Frustrated by this problem, we embarked on a human centred design model to understand better the scenarios of our smallholder farmers. It’s now certain that the conventional models of financing are not sufficient to provide financing to the majority of small-scale farmers. This is not a surprise: most financial institutions to date scramble for the few farmers who are in dairy, tea, horticulture (largely export based), and to some extent coffee, which are deemed easier to back.

Pre-financing is rare in agriculture production with most financiers targeting post-production (mainly invoice discounting).

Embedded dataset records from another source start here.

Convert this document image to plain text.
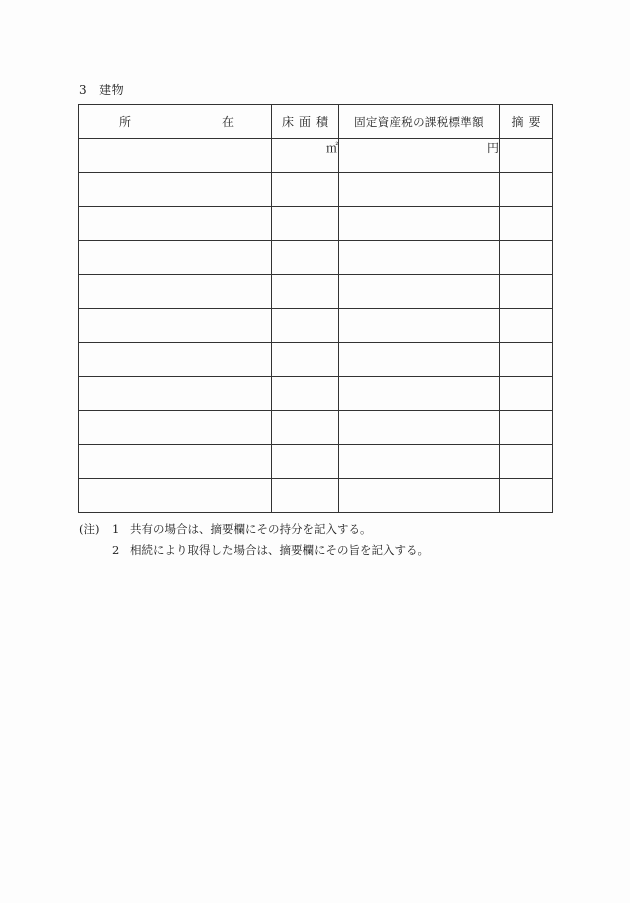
3 建物
所 在	床面積	固定資産税の課税標準額	摘要
	㎡	円	

(注)	1 共有の場合は、摘要欄にその持分を記入する。
2 相続により取得した場合は、摘要欄にその旨を記入する。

The big question, however, that lies ahead is how will the millions of agriculture related households, who make up over 60% of the Kenya population, be engaged in meaningful financial inclusion when over 90% of them are engaged in value chains that are informally organised and hard to tie into financial ecosystems?

Ideas being put forward include the use of alternative data for financial decisions, the use of different market lending models, investment in in-depth consumer understanding, and innovative de-risking models.

Leaving Mutua’s farm, I felt I understood the impact that “little” money can have on a household income if well structured. We have been validating this concept with other sectors like small-scale dairy farmers who have the potential to ‘switch on their cows’ with a minimal pre-investment and reap big (a story for another day).

The journey to unlock this potential is on – the experimentation has begun.